Sustainable chemical recycling of low-density polyethylene into light olefins over nano-sized SSZ-13

Abstract

As the demand for sustainable resource utilization increases, chemical recycling of plastic waste is emerging as a promising solution. In this study, we aimed to enhance the yield of light olefins (ethylene, propylene, and butene) from the catalytic decomposition of low-density polyethylene (LDPE) using nano-sized SSZ-13 zeolite. SSZ-13 nanoparticles were synthesized via the dry gel conversion method to increase the surface area and catalytic activity. Compared to commercially available SSZ-13, the synthesized nano-SSZ-13 exhibited a significant improvement in decomposition activity and light olefin yield. The light olefin yield over the nano-sized SSZ-13 was ca. 40%, which is higher than that over commercially available ZSM-5. Surface-specific ion exchange treatments clarified the role of Brønsted acid sites located on the external surface.

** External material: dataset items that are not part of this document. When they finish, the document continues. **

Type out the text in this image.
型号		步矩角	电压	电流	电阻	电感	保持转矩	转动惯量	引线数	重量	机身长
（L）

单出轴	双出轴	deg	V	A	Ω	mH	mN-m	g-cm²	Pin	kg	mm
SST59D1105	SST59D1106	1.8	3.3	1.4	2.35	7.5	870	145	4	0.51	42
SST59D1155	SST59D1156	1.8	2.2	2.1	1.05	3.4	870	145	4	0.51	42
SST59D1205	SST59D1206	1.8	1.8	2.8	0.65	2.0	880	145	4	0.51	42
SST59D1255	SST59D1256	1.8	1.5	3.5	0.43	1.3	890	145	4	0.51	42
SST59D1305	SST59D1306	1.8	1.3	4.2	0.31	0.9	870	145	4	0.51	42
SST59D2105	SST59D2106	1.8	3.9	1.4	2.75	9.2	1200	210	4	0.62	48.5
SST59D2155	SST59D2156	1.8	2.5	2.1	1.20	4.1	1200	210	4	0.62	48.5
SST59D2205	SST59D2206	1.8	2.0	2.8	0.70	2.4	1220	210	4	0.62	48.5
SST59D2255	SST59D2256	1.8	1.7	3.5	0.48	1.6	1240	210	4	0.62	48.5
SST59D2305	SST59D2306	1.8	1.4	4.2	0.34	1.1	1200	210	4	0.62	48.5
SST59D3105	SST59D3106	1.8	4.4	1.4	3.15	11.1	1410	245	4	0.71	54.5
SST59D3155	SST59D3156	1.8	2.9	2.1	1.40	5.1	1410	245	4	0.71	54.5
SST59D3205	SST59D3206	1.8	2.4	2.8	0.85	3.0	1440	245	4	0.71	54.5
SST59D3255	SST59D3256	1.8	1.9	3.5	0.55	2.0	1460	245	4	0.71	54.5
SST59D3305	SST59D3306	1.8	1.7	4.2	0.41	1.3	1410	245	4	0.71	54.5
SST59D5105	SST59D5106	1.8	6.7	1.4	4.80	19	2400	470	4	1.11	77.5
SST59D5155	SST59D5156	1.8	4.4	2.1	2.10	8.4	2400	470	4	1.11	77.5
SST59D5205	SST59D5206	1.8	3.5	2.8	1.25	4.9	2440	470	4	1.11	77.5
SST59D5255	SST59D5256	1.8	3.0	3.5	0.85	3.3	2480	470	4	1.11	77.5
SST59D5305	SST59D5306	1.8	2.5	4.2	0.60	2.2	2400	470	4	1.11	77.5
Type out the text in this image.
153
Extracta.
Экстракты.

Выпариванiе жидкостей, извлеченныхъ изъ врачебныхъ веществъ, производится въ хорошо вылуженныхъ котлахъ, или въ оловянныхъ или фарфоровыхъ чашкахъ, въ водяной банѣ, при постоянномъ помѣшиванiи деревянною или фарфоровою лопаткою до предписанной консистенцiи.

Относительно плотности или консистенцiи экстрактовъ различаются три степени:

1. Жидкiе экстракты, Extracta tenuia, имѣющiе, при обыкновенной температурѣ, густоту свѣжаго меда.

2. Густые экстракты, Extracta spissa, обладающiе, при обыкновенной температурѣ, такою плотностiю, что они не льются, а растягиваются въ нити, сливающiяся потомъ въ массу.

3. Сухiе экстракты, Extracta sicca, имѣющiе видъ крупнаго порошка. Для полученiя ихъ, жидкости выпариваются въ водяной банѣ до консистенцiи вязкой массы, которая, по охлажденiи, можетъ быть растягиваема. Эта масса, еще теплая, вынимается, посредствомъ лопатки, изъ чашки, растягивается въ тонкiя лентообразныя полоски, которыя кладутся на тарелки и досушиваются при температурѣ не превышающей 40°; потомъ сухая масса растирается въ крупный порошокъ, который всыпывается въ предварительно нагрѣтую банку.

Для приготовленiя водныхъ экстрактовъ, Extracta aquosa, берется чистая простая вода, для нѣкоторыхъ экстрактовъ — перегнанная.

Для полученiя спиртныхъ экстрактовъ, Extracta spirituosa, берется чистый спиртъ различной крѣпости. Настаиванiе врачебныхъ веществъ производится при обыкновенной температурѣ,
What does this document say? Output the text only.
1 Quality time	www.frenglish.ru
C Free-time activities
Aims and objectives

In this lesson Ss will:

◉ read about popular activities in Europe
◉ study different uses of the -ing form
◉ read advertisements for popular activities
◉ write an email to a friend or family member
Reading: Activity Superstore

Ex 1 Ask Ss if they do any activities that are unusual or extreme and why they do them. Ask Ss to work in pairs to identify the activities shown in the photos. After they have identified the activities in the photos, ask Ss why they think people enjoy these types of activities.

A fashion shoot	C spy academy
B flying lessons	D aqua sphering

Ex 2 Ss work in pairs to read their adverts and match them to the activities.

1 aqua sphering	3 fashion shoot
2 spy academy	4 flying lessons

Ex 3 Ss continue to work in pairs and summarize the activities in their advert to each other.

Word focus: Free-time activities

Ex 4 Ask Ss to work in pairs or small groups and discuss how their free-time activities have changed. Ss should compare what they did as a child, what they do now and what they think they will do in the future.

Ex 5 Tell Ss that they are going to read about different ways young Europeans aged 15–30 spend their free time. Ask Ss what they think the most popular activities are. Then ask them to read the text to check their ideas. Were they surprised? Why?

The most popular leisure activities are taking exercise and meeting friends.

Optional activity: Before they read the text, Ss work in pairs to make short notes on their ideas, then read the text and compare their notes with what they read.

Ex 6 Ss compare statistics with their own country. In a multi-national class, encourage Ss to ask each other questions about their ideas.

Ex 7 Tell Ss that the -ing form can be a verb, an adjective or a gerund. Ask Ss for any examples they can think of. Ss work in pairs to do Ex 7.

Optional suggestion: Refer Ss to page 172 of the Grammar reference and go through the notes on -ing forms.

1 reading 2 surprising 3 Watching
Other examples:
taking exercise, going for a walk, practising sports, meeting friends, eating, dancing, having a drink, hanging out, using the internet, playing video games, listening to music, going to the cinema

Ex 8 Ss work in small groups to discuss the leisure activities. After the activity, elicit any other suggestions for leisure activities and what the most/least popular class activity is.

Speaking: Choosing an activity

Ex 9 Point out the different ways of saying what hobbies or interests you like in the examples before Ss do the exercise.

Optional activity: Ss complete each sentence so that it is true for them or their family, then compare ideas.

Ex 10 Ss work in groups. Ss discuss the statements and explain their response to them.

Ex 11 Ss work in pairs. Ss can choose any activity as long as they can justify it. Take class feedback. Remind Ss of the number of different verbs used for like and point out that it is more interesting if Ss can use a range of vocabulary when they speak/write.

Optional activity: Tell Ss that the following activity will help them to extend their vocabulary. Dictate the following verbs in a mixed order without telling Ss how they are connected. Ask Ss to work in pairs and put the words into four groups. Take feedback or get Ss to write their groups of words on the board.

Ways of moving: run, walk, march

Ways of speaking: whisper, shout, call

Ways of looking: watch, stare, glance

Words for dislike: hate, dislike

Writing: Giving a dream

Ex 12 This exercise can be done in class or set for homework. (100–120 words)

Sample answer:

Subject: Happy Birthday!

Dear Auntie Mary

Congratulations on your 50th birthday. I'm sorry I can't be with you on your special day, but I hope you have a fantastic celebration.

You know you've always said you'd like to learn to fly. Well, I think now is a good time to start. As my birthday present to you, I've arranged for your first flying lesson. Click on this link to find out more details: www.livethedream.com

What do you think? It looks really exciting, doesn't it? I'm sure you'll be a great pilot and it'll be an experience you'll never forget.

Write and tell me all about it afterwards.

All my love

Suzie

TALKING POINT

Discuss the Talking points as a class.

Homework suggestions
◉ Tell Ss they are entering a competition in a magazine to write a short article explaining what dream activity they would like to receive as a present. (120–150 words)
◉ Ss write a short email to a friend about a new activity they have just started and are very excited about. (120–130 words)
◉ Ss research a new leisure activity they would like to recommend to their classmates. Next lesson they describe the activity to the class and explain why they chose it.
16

The catalyst maintained high performance over three consecutive reaction cycles without regeneration, despite the reused catalyst containing coke inside micropores, indicating that the primary active sites are located on the external surface. This study proposes a novel design strategy for controlling product distribution in polyolefin catalytic cracking by tuning the particle size and surface acidity of zeolites.